Ramblings of an aging IT geek
← Ramblings of an aging IT geek
ai

the spare gpu finally earns its keep

Putting a leftover GPU to work serving a quantised local model with Ollama, and what it actually feels like day to day.

A small robot on a desk

There has been an old card sitting in the bottom of the case for the better part of a year, doing nothing but warming the air. A 12GB board, too slow to bother with for anything serious, too good to throw out. So I gave it a job.

Ollama makes this almost embarrassingly easy. Install it, ollama pull llama3.1:8b, and you have a quantised model answering on localhost:11434 in a couple of minutes. The 8B at Q4 fits comfortably in 12GB with room for a decent context window, and on this card I get something like 30 tokens a second. Not fast. Fast enough that I stop noticing the wait, which is the only threshold that actually matters.

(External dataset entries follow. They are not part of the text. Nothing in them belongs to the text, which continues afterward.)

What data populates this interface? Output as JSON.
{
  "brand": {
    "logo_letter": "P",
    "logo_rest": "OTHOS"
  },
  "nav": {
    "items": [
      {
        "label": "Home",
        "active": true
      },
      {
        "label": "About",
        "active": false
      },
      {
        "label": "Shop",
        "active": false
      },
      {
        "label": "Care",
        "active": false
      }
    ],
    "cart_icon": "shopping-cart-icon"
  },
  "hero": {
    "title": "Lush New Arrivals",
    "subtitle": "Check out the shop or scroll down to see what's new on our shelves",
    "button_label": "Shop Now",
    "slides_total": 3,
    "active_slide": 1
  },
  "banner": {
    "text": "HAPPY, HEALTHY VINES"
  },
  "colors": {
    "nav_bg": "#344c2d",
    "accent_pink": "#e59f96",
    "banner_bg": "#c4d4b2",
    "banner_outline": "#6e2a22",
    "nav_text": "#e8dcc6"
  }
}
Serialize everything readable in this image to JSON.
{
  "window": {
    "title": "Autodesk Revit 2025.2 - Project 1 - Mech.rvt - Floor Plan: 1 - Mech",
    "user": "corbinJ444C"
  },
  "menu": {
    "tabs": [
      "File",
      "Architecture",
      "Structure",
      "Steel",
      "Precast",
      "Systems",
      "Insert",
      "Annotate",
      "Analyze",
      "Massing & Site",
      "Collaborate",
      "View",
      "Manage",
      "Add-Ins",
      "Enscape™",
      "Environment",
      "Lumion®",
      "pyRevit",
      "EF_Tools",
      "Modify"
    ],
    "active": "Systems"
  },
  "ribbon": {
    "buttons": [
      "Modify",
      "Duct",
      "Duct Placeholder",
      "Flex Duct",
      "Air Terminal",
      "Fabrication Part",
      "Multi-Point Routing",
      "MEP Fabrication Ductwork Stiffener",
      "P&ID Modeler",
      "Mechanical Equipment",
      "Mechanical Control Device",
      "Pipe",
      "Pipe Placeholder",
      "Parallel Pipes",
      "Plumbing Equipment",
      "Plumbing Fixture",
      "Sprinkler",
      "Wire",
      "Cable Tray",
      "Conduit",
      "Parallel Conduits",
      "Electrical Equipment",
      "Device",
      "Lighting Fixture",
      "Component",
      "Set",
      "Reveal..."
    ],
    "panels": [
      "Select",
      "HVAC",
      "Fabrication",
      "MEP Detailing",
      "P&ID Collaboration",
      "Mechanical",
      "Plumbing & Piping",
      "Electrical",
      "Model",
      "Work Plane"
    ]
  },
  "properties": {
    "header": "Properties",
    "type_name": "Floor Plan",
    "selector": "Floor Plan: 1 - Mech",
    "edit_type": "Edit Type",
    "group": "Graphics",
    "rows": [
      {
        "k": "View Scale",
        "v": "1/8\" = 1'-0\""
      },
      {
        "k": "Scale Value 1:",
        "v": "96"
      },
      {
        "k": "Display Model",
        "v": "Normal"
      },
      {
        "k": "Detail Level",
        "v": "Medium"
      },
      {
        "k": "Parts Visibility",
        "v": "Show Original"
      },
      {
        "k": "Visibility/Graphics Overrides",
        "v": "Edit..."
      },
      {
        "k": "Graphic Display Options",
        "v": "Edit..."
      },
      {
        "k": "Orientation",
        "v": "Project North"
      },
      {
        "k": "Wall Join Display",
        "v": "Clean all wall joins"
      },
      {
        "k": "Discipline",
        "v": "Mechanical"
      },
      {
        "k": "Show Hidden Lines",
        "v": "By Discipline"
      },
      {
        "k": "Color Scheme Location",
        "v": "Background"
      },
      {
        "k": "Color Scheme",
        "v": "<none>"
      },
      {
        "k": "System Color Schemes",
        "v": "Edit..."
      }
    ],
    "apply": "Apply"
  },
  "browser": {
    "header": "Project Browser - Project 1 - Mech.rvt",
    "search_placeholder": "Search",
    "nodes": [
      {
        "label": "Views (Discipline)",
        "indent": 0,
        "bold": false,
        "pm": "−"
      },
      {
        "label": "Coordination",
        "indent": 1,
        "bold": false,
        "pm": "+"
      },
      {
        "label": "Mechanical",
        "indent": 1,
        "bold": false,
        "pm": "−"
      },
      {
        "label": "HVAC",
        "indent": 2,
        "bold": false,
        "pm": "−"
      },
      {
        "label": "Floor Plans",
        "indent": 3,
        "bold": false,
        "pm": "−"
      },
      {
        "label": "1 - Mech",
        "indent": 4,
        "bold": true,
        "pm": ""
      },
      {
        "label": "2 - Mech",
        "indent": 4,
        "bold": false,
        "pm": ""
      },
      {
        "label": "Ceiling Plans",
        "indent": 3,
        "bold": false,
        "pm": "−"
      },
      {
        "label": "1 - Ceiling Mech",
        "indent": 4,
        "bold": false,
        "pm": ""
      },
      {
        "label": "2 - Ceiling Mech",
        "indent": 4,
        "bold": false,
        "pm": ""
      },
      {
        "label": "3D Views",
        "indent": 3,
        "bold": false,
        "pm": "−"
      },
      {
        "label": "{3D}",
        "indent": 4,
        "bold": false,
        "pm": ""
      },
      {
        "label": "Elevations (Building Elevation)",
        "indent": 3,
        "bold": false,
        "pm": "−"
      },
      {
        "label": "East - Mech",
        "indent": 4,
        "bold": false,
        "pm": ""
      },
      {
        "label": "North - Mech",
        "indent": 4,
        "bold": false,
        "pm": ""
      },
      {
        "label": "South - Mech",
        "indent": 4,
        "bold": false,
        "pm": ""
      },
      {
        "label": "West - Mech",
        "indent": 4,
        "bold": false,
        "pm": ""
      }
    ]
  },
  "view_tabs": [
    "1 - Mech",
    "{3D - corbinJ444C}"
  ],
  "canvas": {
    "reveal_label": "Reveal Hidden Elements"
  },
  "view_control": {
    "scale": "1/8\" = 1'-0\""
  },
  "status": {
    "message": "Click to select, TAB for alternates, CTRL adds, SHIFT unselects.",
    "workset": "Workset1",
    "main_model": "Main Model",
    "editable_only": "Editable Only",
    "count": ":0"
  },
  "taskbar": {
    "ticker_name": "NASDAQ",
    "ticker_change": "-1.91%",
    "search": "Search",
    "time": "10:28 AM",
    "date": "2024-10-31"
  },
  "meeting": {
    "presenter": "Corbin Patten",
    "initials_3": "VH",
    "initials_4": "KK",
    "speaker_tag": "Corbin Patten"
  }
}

What surprised me is how much I reach for it now that it costs nothing per call. Rubber-ducking a function, rewording a paragraph, summarising a wall of log output I cannot be bothered to read in full. None of it is work I would have paid an API for, so it simply never happened before. The card is not clever, but it is always there and it never sends my half-formed nonsense to anyone else's servers.

It will not replace the big models for the things they are genuinely good at. For the small, constant, slightly embarrassing questions, though, having a local one running is a quiet little luxury. The spare GPU has finally earned its keep.